The East India Company was always unwilling to part with their revenues for municipal improvements.  Funds had to be raised from the public for development works.   Lotteries came to the aid of the community from 1784 in the creation of public assets. It was the appointment of Wellesley’s ‘Town Improvement Committee’, later known as the ‘Lottery Committee’ (1804) that took up the initiative to improve the public thoroughfares of the city. Calcutta owes some of its best roads to the labours of the Lottery Committee (1825~1836). The roads include: Wood Street, Wellesley Street, Wellington Street, College Street and Cornwallis Street; Strand Road from Prinsep Ghat to Hatkhola; Amherst Street; Hare Street; Waterloo Street; Elliot Road; Short Street; and Colotolla~Mirzapur Street.
A group of streets that commemorated the various titles of Lord Hastings and his wife, were also the work of the Lottery Committee and were designed to afford access to the Panchkhotee, or, Five Mansions. Thus credit goes to the Lottery Committee for reconstructing chaotic Calcutta into some orderly shape of a modem town.
Circular Garden Reach Road that was called “Strand New Road to Garden Reach” was constructed in 1828, with contributions from 58 persons. As public opinion in England condemned the method of raising funds by lotteries for improvement of the town of Calcutta, the Directors of the East India Company in 1836 ordered their closure.

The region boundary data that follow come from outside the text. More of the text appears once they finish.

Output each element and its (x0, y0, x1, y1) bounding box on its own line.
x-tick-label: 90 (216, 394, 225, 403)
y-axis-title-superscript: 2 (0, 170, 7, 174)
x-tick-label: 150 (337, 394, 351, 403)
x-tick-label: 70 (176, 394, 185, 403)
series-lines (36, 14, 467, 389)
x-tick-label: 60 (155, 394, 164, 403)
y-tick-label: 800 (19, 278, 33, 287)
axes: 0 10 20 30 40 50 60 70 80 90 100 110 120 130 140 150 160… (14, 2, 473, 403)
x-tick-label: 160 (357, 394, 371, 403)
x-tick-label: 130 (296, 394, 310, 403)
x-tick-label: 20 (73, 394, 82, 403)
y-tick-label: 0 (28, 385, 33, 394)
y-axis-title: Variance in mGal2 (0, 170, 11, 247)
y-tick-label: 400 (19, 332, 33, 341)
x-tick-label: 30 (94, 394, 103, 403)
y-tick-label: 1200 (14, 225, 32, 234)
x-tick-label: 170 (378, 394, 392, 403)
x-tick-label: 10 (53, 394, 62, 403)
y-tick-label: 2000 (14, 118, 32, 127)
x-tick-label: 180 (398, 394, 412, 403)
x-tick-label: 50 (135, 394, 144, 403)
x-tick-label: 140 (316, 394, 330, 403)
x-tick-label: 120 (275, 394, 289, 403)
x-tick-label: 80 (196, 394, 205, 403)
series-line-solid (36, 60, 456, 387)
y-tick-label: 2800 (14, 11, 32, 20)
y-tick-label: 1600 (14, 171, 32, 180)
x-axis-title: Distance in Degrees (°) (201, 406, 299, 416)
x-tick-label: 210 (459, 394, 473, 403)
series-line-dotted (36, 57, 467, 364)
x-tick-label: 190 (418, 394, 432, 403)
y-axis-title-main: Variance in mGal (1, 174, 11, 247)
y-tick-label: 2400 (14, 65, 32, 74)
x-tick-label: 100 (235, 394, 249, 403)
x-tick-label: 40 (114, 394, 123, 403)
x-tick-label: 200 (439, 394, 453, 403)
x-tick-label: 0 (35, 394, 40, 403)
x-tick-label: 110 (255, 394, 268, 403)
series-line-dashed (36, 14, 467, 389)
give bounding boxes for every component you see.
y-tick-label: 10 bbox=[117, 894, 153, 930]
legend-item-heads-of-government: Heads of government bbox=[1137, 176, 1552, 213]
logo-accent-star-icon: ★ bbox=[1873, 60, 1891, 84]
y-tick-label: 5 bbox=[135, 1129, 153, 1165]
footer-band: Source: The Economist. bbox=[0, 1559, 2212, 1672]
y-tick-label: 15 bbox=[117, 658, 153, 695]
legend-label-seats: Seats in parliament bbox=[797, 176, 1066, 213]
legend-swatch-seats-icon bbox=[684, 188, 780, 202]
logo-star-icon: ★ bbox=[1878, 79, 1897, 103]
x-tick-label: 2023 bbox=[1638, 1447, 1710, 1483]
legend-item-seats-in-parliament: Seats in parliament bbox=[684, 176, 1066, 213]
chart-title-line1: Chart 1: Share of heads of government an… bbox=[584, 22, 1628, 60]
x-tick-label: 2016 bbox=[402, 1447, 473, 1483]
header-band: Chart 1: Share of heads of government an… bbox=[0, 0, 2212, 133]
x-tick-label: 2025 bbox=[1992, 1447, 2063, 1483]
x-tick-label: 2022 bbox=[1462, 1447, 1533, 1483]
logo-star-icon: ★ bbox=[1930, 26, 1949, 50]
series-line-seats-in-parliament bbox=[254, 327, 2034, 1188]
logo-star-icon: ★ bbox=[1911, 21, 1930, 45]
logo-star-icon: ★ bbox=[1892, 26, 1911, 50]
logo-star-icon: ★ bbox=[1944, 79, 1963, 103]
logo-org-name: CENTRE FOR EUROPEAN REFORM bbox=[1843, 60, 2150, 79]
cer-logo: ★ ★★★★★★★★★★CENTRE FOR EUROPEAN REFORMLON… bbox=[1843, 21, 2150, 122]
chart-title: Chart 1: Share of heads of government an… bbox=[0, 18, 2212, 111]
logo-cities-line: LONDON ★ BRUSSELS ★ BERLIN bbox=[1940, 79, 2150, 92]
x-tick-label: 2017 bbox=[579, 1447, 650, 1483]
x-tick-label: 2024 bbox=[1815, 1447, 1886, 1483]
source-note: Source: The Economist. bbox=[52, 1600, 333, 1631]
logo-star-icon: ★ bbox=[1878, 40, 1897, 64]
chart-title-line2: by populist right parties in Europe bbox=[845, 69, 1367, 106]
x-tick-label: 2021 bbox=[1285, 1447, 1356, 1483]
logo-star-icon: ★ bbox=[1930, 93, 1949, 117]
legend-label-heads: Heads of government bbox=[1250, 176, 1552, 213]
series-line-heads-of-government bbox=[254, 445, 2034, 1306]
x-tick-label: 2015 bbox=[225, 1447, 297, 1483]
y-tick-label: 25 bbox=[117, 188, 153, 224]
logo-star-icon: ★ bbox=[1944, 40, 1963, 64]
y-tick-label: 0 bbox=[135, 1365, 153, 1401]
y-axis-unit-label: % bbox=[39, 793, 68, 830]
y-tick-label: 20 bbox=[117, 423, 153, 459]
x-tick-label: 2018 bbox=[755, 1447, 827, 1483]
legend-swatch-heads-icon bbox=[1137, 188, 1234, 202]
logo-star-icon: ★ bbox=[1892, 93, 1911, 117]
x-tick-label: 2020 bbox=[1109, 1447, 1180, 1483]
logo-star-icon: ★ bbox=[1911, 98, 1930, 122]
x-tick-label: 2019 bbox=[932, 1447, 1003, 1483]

Lord Auckland (1836-1842) appointed the ‘Fever Hospital Committee’ to carry on the work of the Lottery Committee. But the new Committee was more concerned with community health than with roads. The Committee reported that the streets in the native part of the town were narrow and haphazard without any free circulation of air. They were always covered with filth, dust, mud or offal that were rarely cleaned by the scavengers leading to pestiferous air.
It was as the result of this Report that Bustees were cleared by the Justices of Peace between 1854 and 1876 for the construction of Halliday Street, Free School Street, and an extension from Corporation Street to Dharamtollah Street, Clive Row Extension, Beadon Street, Beadon Square, Grey Street, Allen Square, Outram Street, Grant Street and the Victoria Terrace.
Construction of new roads and maintenance of the existing ones were within the exclusive jurisdiction of the Municipal Corporation of Calcutta from 1876 to 1911. The Corporation mostly cleared or improved the Bustees to build roads in the town. The Calcutta Improvement Act of 1911, created a board of trustees charged with the duty of “opening up congested areas, laying out or altering streets, providing open spaces for ventilation or recreation”.
The Calcutta Improvement Trust opened up a north-south and an east-west corridor (Central Avenue and Rashbehari Avenue) and many other roads in the city.
The completion of the underground drainage and water supply schemes resulted in the construction of the Suburban High Level Sewer Road and the conversion of many open drains or ditches into narrow lanes. The implementation of the Canal Area (between Circular Canal and Upper Circular Road) Drainage Scheme in 1907 resulted in the construction of 11,596 feet of roads, 60 feet in width and 13,970 feet of new roads, 40 feet in width, in addition to the widening of the existing ones.
It took another 40-odd years before further development works of new roads in the city were planned.